- Born: Flora Buchan Murray 1 August 1896 New Zealand
- Died: 1968 (age 72) Edinburgh, Scotland
- Resting place: Grange Cemetery, Edinburgh, Scotland
- Scientific career
- Fields: botany
- Institutions: Rangi Ruru Girls' School, Canterbury University College, Edinburgh University, Sunderland College
- Thesis: Studies in the development of the sexual tissues in the genus rhododendron (1932);

= Flora Murray (botanist) =

New Zealand botanist (1896–1968)

Flora Buchan Murray (1 August 1896 – 1968) was a New Zealand botanist, and was the second woman appointed as permanent staff at Canterbury University College.

== Early life and education ==
Flora Buchan Murray was born in New Zealand on 1 August 1896 to parents the Reverend Charles and Grace Jane Murray. She grew up in Carterton, near Wellington, and was educated at Christchurch Girls' High School. She enrolled at Canterbury University College in 1915, and was the winner of the prize in zoology for 1916–1917. Murray graduated with a Bachelor of Arts in 1920, and followed this with an MA with first class Honours in Botany in 1921. Her dissertation was on indigenous plants in the Port Hills.

== Academic career ==

Murray taught at Rangi Ruru Girls' School but was then appointed as an assistant lecturer in the Department of Biology at the Canterbury University College in 1922, under head Charles Chilton. She was the second woman to be appointed to the staff, and worked alongside the first, Elizabeth Herriott. Murray also worked as a research assistant in forestry.

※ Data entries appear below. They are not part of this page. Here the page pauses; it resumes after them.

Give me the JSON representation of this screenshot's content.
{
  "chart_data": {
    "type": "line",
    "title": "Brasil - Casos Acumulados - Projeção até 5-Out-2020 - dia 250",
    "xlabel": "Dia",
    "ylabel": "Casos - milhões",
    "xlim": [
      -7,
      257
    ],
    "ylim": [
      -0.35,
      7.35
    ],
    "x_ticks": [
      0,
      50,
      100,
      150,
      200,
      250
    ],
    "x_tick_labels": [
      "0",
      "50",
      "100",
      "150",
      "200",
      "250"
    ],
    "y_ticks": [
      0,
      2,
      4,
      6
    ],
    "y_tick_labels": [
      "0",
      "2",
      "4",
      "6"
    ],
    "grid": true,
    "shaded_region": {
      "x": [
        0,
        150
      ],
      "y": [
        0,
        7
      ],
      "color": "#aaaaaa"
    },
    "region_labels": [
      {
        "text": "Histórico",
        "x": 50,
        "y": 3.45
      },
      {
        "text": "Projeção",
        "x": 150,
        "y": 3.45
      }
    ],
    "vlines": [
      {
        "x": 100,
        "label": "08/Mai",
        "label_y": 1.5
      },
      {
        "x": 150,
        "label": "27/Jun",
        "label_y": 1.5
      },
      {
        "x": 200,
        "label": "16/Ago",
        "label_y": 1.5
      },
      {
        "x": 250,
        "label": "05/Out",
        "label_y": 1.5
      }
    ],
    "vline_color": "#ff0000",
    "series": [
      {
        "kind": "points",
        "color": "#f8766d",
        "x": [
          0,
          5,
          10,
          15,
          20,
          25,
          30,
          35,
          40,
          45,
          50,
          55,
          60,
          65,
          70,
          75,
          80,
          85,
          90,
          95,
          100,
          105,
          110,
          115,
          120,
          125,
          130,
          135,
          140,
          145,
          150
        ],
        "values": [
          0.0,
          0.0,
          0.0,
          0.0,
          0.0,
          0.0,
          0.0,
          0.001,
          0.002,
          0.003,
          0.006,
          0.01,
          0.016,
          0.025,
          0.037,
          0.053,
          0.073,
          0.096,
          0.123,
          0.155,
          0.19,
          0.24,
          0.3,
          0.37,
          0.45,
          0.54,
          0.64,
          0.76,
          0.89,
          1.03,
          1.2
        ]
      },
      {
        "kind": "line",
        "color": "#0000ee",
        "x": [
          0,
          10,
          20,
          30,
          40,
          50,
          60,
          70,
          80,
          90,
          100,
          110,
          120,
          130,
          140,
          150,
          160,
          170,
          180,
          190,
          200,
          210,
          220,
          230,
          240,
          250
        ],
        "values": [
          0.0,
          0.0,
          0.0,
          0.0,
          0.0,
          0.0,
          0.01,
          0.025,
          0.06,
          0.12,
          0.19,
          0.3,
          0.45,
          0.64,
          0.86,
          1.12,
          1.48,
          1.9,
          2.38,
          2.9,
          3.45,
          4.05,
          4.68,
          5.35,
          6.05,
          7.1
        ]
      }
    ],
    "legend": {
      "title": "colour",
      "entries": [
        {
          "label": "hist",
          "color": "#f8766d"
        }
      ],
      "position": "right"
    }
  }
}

In May 1929 Murray was awarded the Sir William Hartley Scholarship for three years' overseas study. She was awarded a doctorate in 1932 by the University of Edinburgh, for a dissertation entitled Studies in the development of the sexual tissues in the genus rhododendron. She appears to have worked both at the University of Edinburgh and at Sunderland College in the UK.

== Later life ==
Murray died in Edinburgh in 1968, and is buried in Grange cemetery with her sister Grace Bryce Murray. Her memorial mentions her PhD.

== Legacy ==
In 2017, Murray was selected as one of the Royal Society Te Aparangi's 150 women in 150 words, celebrating the contributions of women to knowledge in New Zealand.